I had to unzip the zip file and to move the attachment files and logos manually.
Then I stumbled over different usernames. Both the Jira and the Confluence backup zips were created based on the same user accounts coming from Access. But in Confluence the user accounts had names like "firstname.lastname@somedomain.blah" whereas in Jira the account names were created without the domainname, e.g. "firstname.lastname". So, Jira and Confluence were unable to sync user data, e.g. when using Jira as a directory server for Confluence, I got two different user accounts for one physical, real user.
I had to use some SQL expressions and REST calls on Jira to change the usernames into the same pattern Confluence uses and hda to set Jira as a primary directory server in Confluence.
Next problem was (or is) the missing application links.

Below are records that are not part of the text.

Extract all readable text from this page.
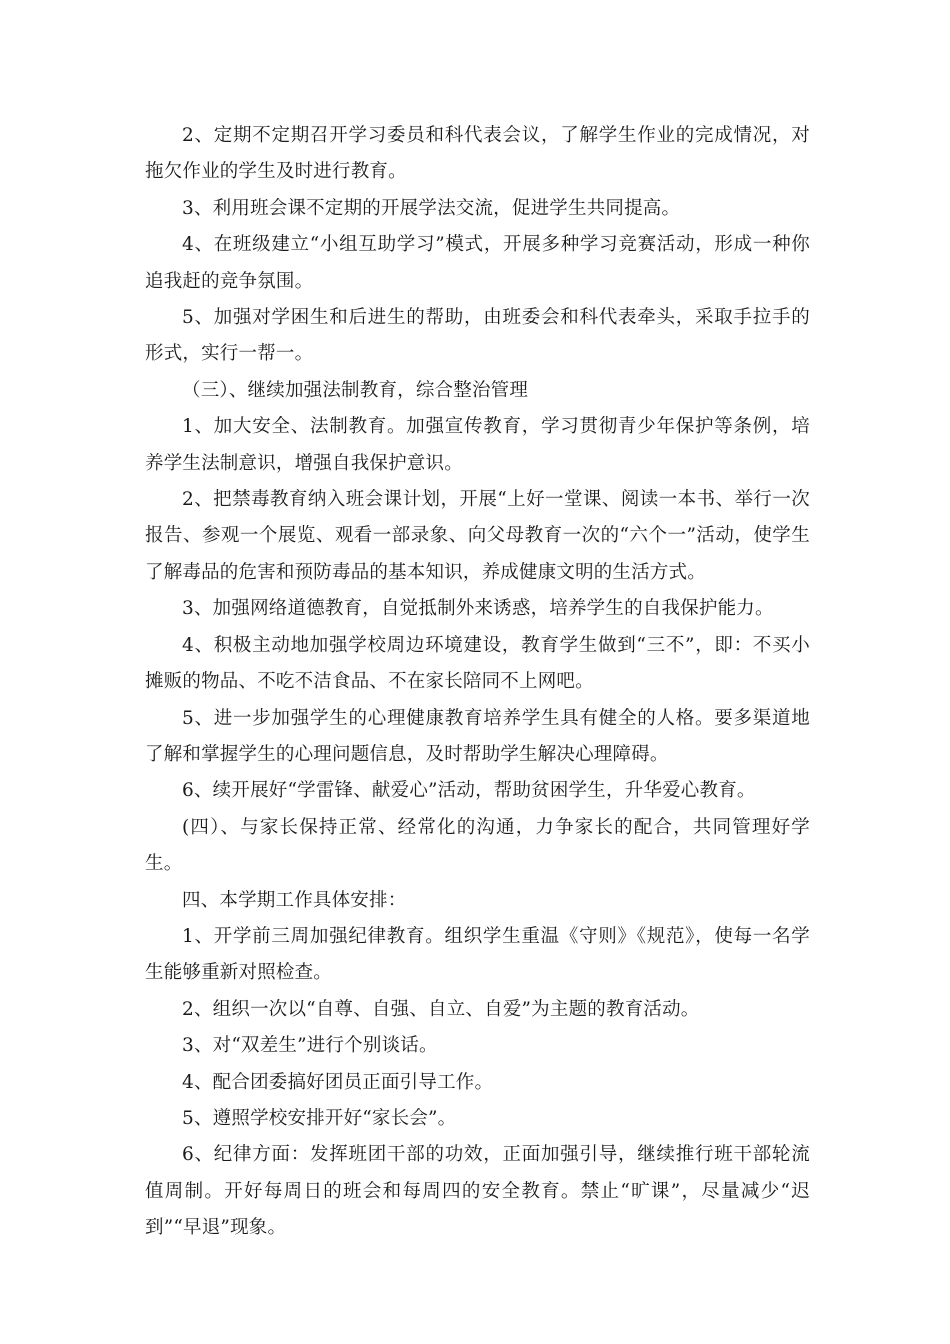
2、定期不定期召开学习委员和科代表会议，了解学生作业的完成情况，对拖欠作业的学生及时进行教育。

3、利用班会课不定期的开展学法交流，促进学生共同提高。

4、在班级建立“小组互助学习”模式，开展多种学习竞赛活动，形成一种你追我赶的竞争氛围。

5、加强对学困生和后进生的帮助，由班委会和科代表牵头，采取手拉手的形式，实行一帮一。

（三）、继续加强法制教育，综合整治管理

1、加大安全、法制教育。加强宣传教育，学习贯彻青少年保护等条例，培养学生法制意识，增强自我保护意识。

2、把禁毒教育纳入班会课计划，开展“上好一堂课、阅读一本书、举行一次报告、参观一个展览、观看一部录象、向父母教育一次的“六个一”活动，使学生了解毒品的危害和预防毒品的基本知识，养成健康文明的生活方式。

3、加强网络道德教育，自觉抵制外来诱惑，培养学生的自我保护能力。

4、积极主动地加强学校周边环境建设，教育学生做到“三不”，即：不买小摊贩的物品、不吃不洁食品、不在家长陪同不上网吧。

5、进一步加强学生的心理健康教育培养学生具有健全的人格。要多渠道地了解和掌握学生的心理问题信息，及时帮助学生解决心理障碍。

6、续开展好“学雷锋、献爱心”活动，帮助贫困学生，升华爱心教育。

(四）、与家长保持正常、经常化的沟通，力争家长的配合，共同管理好学生。

四、本学期工作具体安排：

1、开学前三周加强纪律教育。组织学生重温《守则》《规范》，使每一名学生能够重新对照检查。

2、组织一次以“自尊、自强、自立、自爱”为主题的教育活动。

3、对“双差生”进行个别谈话。

4、配合团委搞好团员正面引导工作。

5、遵照学校安排开好“家长会”。

6、纪律方面：发挥班团干部的功效，正面加强引导，继续推行班干部轮流值周制。开好每周日的班会和每周四的安全教育。禁止“旷课”，尽量减少“迟到”“早退”现象。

With backups from Server or Data Center, I can change a previously set application link between Jira and Confluence by "repairing" the existing link entry.
With the Cloud backups, there wasn't any application link. So any useful link from and to Jira and Confluence is broken.
I've already found and read a bunch of "solutions" for a few problems, e.g. the corrupted entities.xml file, but I am really missing a simple restore process which is worth the name. The out of the box mechanisms do not work (create a backup of the Cloud, download ZIP, restore on a fresh Confluence or Jira server) and I do not want to recommend a Cloud product to customers if they are never able to "get back" their data and run Jira or Confluence on-premise.
I wonder if I am the only one who tries to leave the Cloud and use Server or Data Center products.
Daniel,
been there, done that.
Means: I've studied any guide, Q&A and hints from Atlassian support I was able to get hold of.
The ZIP download was fine, i.e. no corruption during download. The CRC errors in the backup ZIP were caused on Atlassian's server. And the CRC errors are detected only by Confluence on-premise server. I guess that the "unzip" library in Confluence causes the trouble.
The broken entities.xml is because of a bad implemented algorithm which obviously ignores i18n settings and data, i.e. special charcters like German Umlauts. These special characters have to be masked in the XML via "CDATA" or HTML entities like "ä". But they aren't. So one has either to use an editor to search and replace the entities.xml or use the "atlassian-xml-cleaner" Java app.
Anyway - it's disappointing that there isn't any straight backup/restore process and that errors like with the entities.xml haven't been fixed.
I used the atlassian-xml-cleaner.jar for similar encoding issues many times before too.
XML exports/ restores are very error prone in my experience. Unfortunately.